In an analysis from the Childhood Cancer Survivor Study (CCSS) reported in the Journal of Clinical Oncology, Moskowitz et al found a significant increase in overall mortality among childhood cancer survivors who developed breast cancer vs matched controls. A numeric increase in breast cancer mortality was observed.
The analysis involved data from 274 female patients in the CCSS cohort of 5-year survivors who were first diagnosed with cancer between 1970 and 1986 before the age of 21, and were subsequently diagnosed with breast cancer. The median age at breast cancer diagnosis was 38 years. Patients were matched for age, race, and year of diagnosis with a control group of 1,095 women with de novo breast cancer.
Overall and Breast Cancer Mortality
The median follow-up after first breast cancer diagnosis among childhood cancer survivors still alive at last contact was 8 years (range = < 1–26 years). Overall, 92 childhood cancer survivors died, 49 due to breast cancer. Overall survival at 10 years after breast cancer diagnosis was 73%. Risk of death from any cause was higher among childhood cancer survivors (hazard ratio [HR] = 2.2, P < .001) and remained significantly higher after adjustment for breast cancer treatment (HR = 2.4, 95% confidence interval [CI] = 1.7–3.2).
Five- and 10-year rates of breast cancer–specific mortality were 12% and 20% among childhood cancer survivors vs 9% and 13% in the control group, yielding a nonsignificantly increased risk among survivors (HR = 1.3, 95% CI = 0.9–2.0). Survivors were five times more likely to die from other health-related causes, including other malignant neoplasms and cardiovascular or pulmonary disease (HR = 5.5, 95% CI = 3.4–9.0). The risk of a second asynchronous breast cancer was significantly higher among survivors (P < .001), with 5-year rates of 8.0% vs 2.7%.
The investigators concluded, “Mortality after breast cancer was higher in childhood cancer survivors than in women with de novo breast cancer. This increased mortality reflects the burden of comorbidity and highlights the need for risk-reducing interventions.”

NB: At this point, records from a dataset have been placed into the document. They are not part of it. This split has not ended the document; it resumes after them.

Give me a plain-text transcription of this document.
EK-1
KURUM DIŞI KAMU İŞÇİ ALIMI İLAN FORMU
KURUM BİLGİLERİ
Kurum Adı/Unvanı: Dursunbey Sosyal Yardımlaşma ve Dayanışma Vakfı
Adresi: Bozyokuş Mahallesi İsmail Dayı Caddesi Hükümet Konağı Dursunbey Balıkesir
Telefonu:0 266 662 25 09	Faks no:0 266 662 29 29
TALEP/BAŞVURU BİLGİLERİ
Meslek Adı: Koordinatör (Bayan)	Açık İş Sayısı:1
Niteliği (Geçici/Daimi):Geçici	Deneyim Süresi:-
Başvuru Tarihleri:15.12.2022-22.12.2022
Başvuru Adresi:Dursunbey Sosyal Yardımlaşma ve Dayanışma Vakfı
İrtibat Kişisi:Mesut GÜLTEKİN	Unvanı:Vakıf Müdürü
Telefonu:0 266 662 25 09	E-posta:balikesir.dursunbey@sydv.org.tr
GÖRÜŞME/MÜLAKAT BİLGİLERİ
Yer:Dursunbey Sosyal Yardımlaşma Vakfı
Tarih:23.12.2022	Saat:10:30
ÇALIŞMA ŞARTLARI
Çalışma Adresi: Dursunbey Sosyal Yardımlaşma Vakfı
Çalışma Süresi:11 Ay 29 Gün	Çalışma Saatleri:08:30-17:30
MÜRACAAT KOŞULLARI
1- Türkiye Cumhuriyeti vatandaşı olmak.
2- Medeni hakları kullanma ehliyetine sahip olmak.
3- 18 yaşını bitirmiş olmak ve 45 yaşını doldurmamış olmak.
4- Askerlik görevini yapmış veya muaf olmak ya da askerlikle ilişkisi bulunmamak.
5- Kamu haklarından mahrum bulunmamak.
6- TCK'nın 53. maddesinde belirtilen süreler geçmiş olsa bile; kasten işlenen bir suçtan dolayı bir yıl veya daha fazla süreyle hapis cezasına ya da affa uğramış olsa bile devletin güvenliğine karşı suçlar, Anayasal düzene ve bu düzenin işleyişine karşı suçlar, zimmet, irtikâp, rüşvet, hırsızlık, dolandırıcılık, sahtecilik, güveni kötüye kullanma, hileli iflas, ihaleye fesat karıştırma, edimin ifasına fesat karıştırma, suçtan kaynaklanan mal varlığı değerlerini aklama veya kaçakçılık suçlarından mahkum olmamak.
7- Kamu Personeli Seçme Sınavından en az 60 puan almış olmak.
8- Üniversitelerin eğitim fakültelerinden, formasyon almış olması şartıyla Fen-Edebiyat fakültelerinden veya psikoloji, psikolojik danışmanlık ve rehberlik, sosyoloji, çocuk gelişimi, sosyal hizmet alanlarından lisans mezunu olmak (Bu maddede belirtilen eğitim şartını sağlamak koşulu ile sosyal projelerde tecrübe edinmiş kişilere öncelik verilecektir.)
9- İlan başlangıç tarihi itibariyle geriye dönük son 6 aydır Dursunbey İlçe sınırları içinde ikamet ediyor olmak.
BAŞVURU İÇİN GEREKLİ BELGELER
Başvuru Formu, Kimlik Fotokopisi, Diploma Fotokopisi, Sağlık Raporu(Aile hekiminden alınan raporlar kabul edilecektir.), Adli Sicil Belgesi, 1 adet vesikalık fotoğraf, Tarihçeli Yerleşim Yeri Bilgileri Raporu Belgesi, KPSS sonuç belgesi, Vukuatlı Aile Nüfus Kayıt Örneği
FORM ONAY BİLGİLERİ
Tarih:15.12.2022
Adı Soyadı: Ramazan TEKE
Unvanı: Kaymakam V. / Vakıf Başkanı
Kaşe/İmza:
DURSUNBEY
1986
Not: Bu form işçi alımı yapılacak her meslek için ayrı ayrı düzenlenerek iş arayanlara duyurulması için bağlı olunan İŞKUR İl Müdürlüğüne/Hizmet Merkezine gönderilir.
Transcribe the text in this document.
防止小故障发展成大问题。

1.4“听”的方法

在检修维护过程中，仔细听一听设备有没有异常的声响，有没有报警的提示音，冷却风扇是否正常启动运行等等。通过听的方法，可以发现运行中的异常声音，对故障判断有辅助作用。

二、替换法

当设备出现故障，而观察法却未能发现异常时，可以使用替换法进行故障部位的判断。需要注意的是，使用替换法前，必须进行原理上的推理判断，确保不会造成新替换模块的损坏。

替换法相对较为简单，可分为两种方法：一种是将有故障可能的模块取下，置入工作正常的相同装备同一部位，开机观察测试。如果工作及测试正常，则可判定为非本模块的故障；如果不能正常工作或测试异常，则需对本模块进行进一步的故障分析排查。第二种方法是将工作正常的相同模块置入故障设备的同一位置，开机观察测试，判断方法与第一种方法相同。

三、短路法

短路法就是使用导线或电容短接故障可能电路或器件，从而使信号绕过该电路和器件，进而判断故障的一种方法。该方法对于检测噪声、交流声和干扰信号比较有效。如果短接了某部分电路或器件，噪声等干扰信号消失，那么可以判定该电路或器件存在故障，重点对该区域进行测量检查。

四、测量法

Chaya S. Moskowitz, PhD, of the Department of Epidemiology and Biostatistics, Memorial Sloan Kettering Cancer Center, is the corresponding author for the Journal of Clinical Oncology article.
Disclosure: The study was supported by grants from the National Cancer Institute, Meg Berté Owen Foundation, and American Lebanese Syrian Associated Charities. For full disclosures of the study authors, visit jco.ascopubs.org.